LOS ANGELES (Reuters) - Sacha Baron Cohen will star as detective Sherlock Holmes and Will Ferrell as his loyal assistant, Watson, in an upcoming film comedy inspired by tales of the fictional English sleuth, Columbia Pictures said on Wednesday.
Cohen, 36, and Ferrell, 40, last appeared together in the 2006 auto racing spoof "Talladega Nights: The Ballad of Ricky Bobby," with Ferrell in the title role and Cohen playing his rival, a French speed racer.
Screenwriter Etan Cohen, no relation to the British comedian who sprang to movie fame as "Borat," has been signed to pen the screenplay for the as-yet untitled Sherlock Holmes film, the Sony Corp.-owned studio said in a statement.
The story will use as a starting point the principal characters created by Scottish-born author and physician Arthur Conan Doyle in the late 19th century.

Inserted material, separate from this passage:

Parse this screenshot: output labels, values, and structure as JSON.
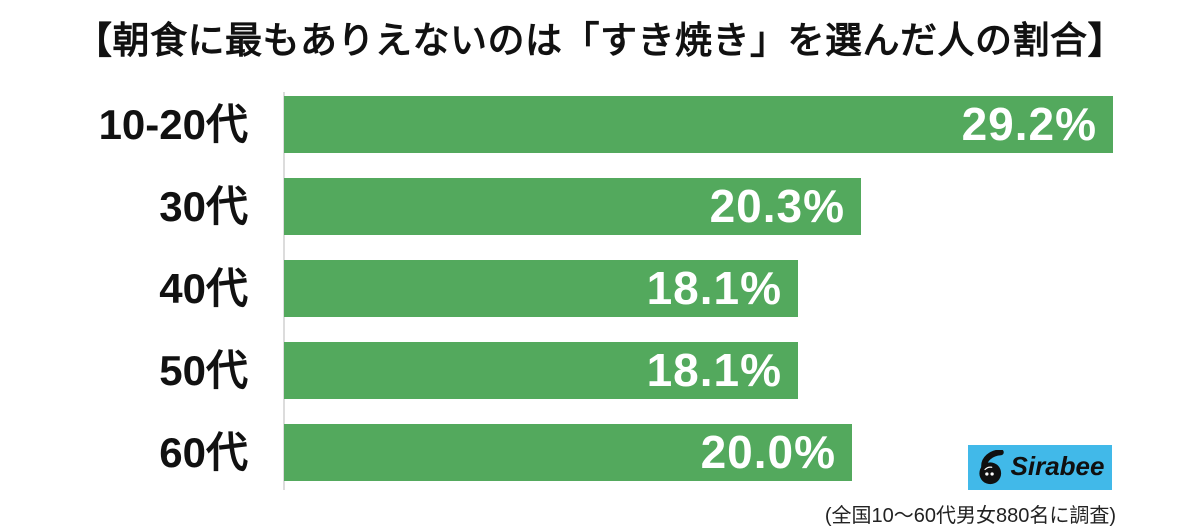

No launch date for the production has been set, and no other decisions about casting or a director have been made.
The role of Holmes, the gentlemanly English detective par excellence renowned for his use of deductive reasoning, might seem an odd fit for Cohen, who, though educated at Cambridge University, has made a career of playing outlandish characters with funny accents.

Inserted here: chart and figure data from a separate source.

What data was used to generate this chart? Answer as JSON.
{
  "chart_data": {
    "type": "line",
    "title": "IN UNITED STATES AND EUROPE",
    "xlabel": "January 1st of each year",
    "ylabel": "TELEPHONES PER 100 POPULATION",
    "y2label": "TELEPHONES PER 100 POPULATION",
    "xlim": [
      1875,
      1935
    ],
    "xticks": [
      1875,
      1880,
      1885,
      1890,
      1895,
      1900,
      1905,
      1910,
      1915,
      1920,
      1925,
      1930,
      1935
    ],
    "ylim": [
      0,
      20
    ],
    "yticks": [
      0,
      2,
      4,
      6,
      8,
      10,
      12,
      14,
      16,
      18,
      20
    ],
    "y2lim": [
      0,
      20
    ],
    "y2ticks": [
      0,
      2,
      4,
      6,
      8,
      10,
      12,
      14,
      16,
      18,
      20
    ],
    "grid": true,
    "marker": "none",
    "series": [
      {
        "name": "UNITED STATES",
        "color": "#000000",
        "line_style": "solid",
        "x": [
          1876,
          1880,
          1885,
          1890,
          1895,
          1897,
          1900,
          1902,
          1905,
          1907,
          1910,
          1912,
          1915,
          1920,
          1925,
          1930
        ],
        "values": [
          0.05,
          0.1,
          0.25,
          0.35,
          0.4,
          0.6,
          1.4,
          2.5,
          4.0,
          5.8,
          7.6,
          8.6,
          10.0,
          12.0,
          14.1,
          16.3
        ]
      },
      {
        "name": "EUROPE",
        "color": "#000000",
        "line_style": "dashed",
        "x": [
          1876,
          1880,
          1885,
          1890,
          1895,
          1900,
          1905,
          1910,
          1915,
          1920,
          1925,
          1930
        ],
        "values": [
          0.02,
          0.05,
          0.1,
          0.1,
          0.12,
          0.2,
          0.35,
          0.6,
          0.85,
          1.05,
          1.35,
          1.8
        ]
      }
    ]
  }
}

He earned his credentials as a box office star playing a boorish, oversexed TV journalist from Central Asia in the 2006 comedy "Borat: Cultural Learnings of America for Make Benefit Glorious Nation of Kazakhstan," improvising scenes with everyday Americans unaware he was making a movie.
The role was based on one of several characters he created for his television series, "Da Ali G Show." Cohen also appeared on the big screen opposite Johnny Depp in the 2007 musical "Sweeney Todd: The Demon Barber of Fleet Street."
Ferrell, who made his name as a leading sketch comedy artist on NBC's "Saturday Night Live," has a string of film comedies to his credit, including "Elf," "Anchorman: The Legend of Ron Burgundy," "Stranger than Fiction," "Blades of Glory" and "Semi-Pro."
"Just the idea of Sacha and Will as Sherlock Holmes and Watson makes us laugh," Columbia Pictures co-president Matt Tolmach said in a statement.
Columbia's development of a Sherlock Holmes spoof marks the second major studio project currently in the works based on the famed British private eye, with Warner Bros. preparing a drama to be directed by Madonna's filmmaking husband, Guy Ritchie, according to Daily Variety.